Tuesday, April 25, 2006

Rescuing the flag












I have been traveling the last couple of days (more on that in a subsequent post), and on the plane back today I read this story about an historical event that I never knew about before.
The hand was trembling, the voice was quivering and tears were running down his face.

The World War II soldier, who survived the Pearl Harbor attack, looked Rick Monday in the eyes, slowly raised his right arm, and saluted him.

"Thank you," Monday recalls the soldier telling him last year. "And thank you from all of my shipmates."

Thirty years ago today, Monday became an American hero.

It was the day he saved the American flag.

"It was the greatest heroic act that's ever happened on a baseball field," Hall of Fame manager Tom Lasorda said. "He protected the symbol of everything that we live for. And the symbol that we live in the greatest country in the world."

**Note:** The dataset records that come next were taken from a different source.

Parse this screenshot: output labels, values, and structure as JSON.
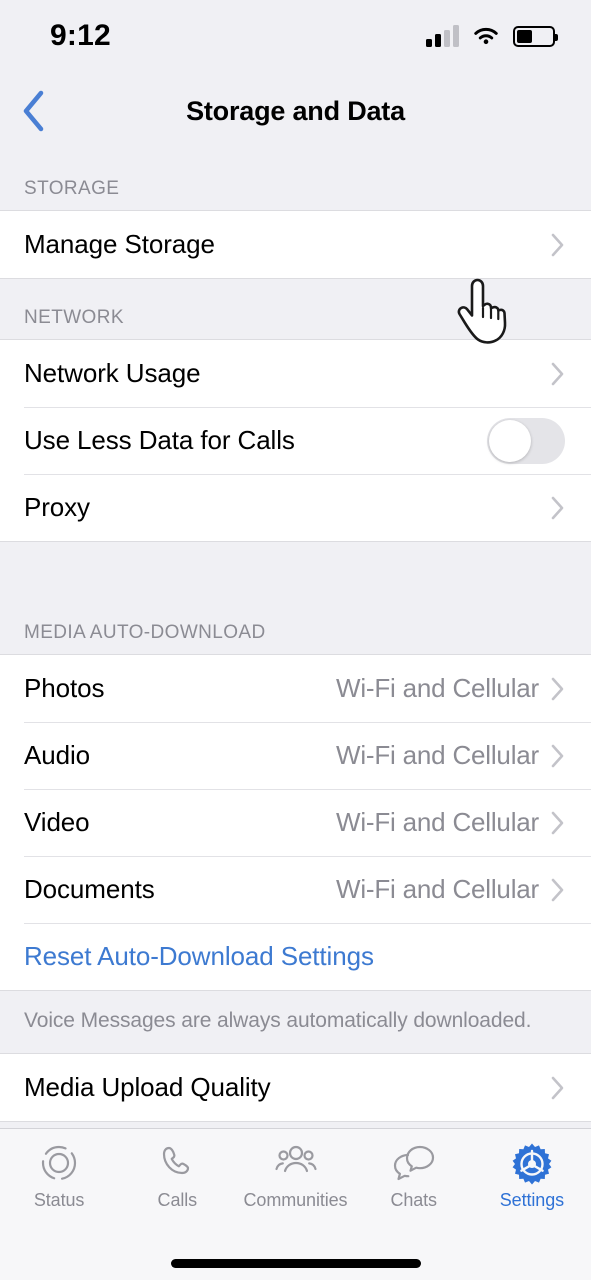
{
  "status_bar": {
    "time": "9:12",
    "signal_icon": "cellular-signal-icon",
    "signal_bars_filled": 2,
    "signal_bars_total": 4,
    "wifi_icon": "wifi-icon",
    "battery_icon": "battery-icon",
    "battery_level_percent": 45
  },
  "nav": {
    "back_icon": "chevron-left-icon",
    "title": "Storage and Data"
  },
  "colors": {
    "accent_blue": "#3d7ad1",
    "tab_active_blue": "#2f72d6",
    "group_background": "#f0f0f4",
    "row_background": "#ffffff",
    "secondary_text": "#8b8b93"
  },
  "sections": [
    {
      "header": "STORAGE",
      "rows": [
        {
          "label": "Manage Storage",
          "value": "",
          "accessory": "chevron"
        }
      ]
    },
    {
      "header": "NETWORK",
      "rows": [
        {
          "label": "Network Usage",
          "value": "",
          "accessory": "chevron"
        },
        {
          "label": "Use Less Data for Calls",
          "value": "",
          "accessory": "toggle",
          "toggle_on": false
        },
        {
          "label": "Proxy",
          "value": "",
          "accessory": "chevron"
        }
      ]
    },
    {
      "header": "MEDIA AUTO-DOWNLOAD",
      "rows": [
        {
          "label": "Photos",
          "value": "Wi-Fi and Cellular",
          "accessory": "chevron"
        },
        {
          "label": "Audio",
          "value": "Wi-Fi and Cellular",
          "accessory": "chevron"
        },
        {
          "label": "Video",
          "value": "Wi-Fi and Cellular",
          "accessory": "chevron"
        },
        {
          "label": "Documents",
          "value": "Wi-Fi and Cellular",
          "accessory": "chevron"
        },
        {
          "label": "Reset Auto-Download Settings",
          "value": "",
          "accessory": "none",
          "link": true
        }
      ],
      "footer": "Voice Messages are always automatically downloaded."
    },
    {
      "header": "",
      "rows": [
        {
          "label": "Media Upload Quality",
          "value": "",
          "accessory": "chevron"
        }
      ]
    }
  ],
  "tab_bar": {
    "items": [
      {
        "label": "Status",
        "icon": "status-ring-icon",
        "active": false
      },
      {
        "label": "Calls",
        "icon": "phone-icon",
        "active": false
      },
      {
        "label": "Communities",
        "icon": "communities-people-icon",
        "active": false
      },
      {
        "label": "Chats",
        "icon": "chat-bubbles-icon",
        "active": false
      },
      {
        "label": "Settings",
        "icon": "gear-icon",
        "active": true
      }
    ]
  },
  "cursor": {
    "icon": "pointing-hand-cursor"
  }
}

The Hall of Fame recently voted Monday's act as one of the 100 classic moments in the history of the game. Monday, who spent 19 years in the major leagues and is a Los Angeles Dodgers broadcaster, will be honored tonight with a video tribute at Minute Maid Park in Houston.

They'll replay a grainy videotape that was discovered in 1984 showing two people jumping over the railing in left field and spreading the American flag onto the Dodger Stadium turf. One man dousing the flag with lighter fluid. The other lighting a match. And Monday, playing for the Chicago Cubs, running in from center field, grabbing the flag and carrying it to safety.

They'll play Vin Scully's voice from the radio broadcast: "Wait a minute, there's an animal loose. Two of them! I'm not sure what he's doing out there. It looks like he's going to burn a flag. ...

"And Rick Monday runs and takes it away from him!"

And perhaps the crowd will duplicate the same reaction as 30 years ago: sitting in stunned silence, then standing, cheering and spontaneously singing God Bless America.

The man deserves all of the attention that he is getting 30 years later.